History of drug use vs. current drug use. The ADA does not protect an employee from the consequences of current drug use. However, there is a “safe harbor” for those who have a “history” of use, have completed a treatment program and are no longer using. Where is the transition point? In Shirley v. Precision Castparts Corp. (S.D. Tex. 2012), an employee was abusing prescription painkillers at work. Instead of discharging him, as it could have, the company allowed a leave for treatment with the condition that he complete treatment. After two days, the employee checked out of the program, against the doctor’s advice. He was fired. He sued under the ADA, claiming he had a protected disability as a “former user.” The court disagreed, finding “current use” means “recent use.” The employer could infer the use was current, especially since the person failed to complete treatment and checked out after only two days. There must be a “sufficient time” after the last use to qualify for the “safe harbor” protection.
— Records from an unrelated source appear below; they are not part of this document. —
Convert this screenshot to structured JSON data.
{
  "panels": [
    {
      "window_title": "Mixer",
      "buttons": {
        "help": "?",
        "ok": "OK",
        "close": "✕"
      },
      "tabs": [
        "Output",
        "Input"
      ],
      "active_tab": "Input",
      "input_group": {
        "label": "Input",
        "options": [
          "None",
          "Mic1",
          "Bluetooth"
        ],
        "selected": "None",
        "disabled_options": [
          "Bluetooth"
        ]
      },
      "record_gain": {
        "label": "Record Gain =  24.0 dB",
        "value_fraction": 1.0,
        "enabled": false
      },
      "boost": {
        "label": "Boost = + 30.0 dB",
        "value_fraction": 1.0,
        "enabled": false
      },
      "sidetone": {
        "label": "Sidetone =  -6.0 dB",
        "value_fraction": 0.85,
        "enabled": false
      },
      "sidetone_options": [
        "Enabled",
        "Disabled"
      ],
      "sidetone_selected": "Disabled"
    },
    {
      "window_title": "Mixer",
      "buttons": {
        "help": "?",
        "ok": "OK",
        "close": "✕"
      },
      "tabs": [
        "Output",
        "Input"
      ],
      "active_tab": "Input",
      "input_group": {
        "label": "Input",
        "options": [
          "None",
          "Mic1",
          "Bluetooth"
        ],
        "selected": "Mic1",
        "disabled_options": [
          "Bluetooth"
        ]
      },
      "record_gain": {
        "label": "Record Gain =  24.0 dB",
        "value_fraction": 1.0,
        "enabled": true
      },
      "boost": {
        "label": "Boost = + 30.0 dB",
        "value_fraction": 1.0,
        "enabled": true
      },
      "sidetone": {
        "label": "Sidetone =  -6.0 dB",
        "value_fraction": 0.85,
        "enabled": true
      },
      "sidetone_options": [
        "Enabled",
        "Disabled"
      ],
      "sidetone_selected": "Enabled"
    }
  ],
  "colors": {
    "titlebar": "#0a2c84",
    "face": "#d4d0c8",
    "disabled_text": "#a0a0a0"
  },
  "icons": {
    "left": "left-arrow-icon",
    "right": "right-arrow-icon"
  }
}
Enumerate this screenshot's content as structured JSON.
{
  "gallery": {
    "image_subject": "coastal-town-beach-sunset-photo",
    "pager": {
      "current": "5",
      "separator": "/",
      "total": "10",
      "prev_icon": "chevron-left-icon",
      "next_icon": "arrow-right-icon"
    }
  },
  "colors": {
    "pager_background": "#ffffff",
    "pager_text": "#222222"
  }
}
One year is enough time, and college perceived employee as drug dependent and disabled. A mailroom supervisor at a private college became dependent on prescription pain medication following a series of back surgeries. He tested positive for an “excessive amount” of opiates. He entered and completed a treatment program for addiction. He continued to take a different prescription medication for his continuing surgeries and pain, monitored by his physician, along with opiate-blocking medications. A year after the completion of the drug-treatment program, the college again ordered a drug test. It again showed the presence of prescription pain medication. The college fired the employee. In this case, the employee did qualify under the ADA’s “safe harbor” as a person with a record of past treatment. Further, the college did not establish that the prescription medication level was “excessive.” It did not ascertain that he was taking the medication under his doctor’s monitoring and treatment advice. Thus, the termination violated the ADA, based on the employer’s perception of drug addiction, instead of a valid foundation. The jury awarded $300,000, plus attorney fees and costs. Fowler v. Westminster College (D. Utah, 2012).